Using this specific positive predictive value metric, we benchmarked our internally developed AI model against all the state-of-the-art models, including some really well-known ones out in the field. You can see that the pink curve on top is the model we currently have developed in the research environment, trained only on the public IPMS data. I just told you that we now acquired this latest instrumentation. We have these very fast AI pipelines. We are now collecting proprietary data. We also have ongoing collaboration with Hematics, which is another expert in this field. Together, we are really trying to push this frontier for cancer antigen therapies and aiming to develop the best-performing model. The last piece is looking forward. What's next in the field?

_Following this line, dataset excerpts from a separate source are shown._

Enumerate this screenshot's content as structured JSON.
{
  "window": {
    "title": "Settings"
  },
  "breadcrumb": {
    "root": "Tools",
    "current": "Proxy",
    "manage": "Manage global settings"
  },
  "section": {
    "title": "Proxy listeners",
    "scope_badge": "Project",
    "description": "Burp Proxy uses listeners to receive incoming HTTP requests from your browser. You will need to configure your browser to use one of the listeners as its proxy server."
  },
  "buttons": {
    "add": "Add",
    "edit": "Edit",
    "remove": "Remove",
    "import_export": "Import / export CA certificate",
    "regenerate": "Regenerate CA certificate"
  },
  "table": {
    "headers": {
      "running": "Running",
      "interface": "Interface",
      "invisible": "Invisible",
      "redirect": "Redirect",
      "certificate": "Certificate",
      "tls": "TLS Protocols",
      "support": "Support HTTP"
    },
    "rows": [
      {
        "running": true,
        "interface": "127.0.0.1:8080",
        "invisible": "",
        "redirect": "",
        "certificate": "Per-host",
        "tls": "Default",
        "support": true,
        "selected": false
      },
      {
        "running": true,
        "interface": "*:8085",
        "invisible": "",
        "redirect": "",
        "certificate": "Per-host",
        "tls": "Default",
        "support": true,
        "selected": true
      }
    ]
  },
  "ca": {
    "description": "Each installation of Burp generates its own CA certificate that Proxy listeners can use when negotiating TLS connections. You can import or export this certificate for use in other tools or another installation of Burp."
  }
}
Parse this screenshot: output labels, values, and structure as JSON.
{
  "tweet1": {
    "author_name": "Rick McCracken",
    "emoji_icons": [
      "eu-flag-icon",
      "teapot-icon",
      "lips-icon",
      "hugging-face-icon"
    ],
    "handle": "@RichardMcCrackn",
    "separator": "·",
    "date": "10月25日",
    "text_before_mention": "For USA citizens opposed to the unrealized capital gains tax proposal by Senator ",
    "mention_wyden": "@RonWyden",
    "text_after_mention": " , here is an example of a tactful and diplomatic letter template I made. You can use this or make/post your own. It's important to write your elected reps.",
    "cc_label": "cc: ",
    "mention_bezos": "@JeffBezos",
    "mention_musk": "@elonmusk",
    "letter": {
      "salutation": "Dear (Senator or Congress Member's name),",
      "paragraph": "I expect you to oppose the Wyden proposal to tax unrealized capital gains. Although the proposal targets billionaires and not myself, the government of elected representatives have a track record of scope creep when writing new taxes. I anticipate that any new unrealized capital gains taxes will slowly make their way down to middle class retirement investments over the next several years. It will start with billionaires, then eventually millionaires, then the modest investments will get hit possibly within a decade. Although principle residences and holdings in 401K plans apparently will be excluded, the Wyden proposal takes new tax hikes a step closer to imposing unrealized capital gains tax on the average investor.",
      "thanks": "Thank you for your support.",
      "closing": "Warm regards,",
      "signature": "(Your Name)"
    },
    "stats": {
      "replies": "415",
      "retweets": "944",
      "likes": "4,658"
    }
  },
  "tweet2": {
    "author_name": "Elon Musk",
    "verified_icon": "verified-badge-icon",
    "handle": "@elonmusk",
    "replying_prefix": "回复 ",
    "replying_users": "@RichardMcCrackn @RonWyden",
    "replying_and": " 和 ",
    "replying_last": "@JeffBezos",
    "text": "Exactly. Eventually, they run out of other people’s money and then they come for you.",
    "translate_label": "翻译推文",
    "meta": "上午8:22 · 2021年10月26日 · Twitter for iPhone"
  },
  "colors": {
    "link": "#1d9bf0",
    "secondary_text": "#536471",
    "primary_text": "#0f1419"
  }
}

Once we have a highly accurate antigen display model developed, how do we make sure that these antigens are really triggering T cell immunogenicity? Right now, there are many great thinkings in the field leveraging AI, leveraging different biological principles. We have seen many, many TCR agnostic immunogenicity AI models out there in the field. We are also developing our own. Right now, we have some ready-to-use research models that we are investigating. They usually rely on some antigen-level specific experimental data collected through your traditional immunogenicity assays, such as isobot or intracellular staining. However, another very exciting new emerging trend in the field is that we are seeing more and more TCR-specific data emerging, where you will have a specific peptide on a specific HLA allele binded to a specific TCR sequence. This type of binding data was very hard to come by in the old days.
Since the pandemic, we have seen adaptive depositing millions of such binding data into the public domain. That is in the infectious disease field. In the cancer field, we are also seeing this specific binding data to be collected at a rising data throughput. We are hoping that with such data volume explosion and more and more novel, innovative assays being developed, such as the ones in the gray bubble using library-on-library high-throughput screening, we will be able to collect TCR-specific training data to design even more powerful AI models to hopefully get to more accurate predictions on any therapeutics that rely on T cell immunogenicity as their mechanism of action. Internally, we are also in parallel developing our own Wet Lab assays to first be able to validate this model performance benchmark and be able to complement all the external landscape.
This is a very exciting time for our antigen selection. We are very happy to leverage AI for all of these research activities. Thank you.
To all of our presenters, I think that was very helpful for our audience. I just wanted to especially thank everyone who also helped on the technical side. Thank you very much.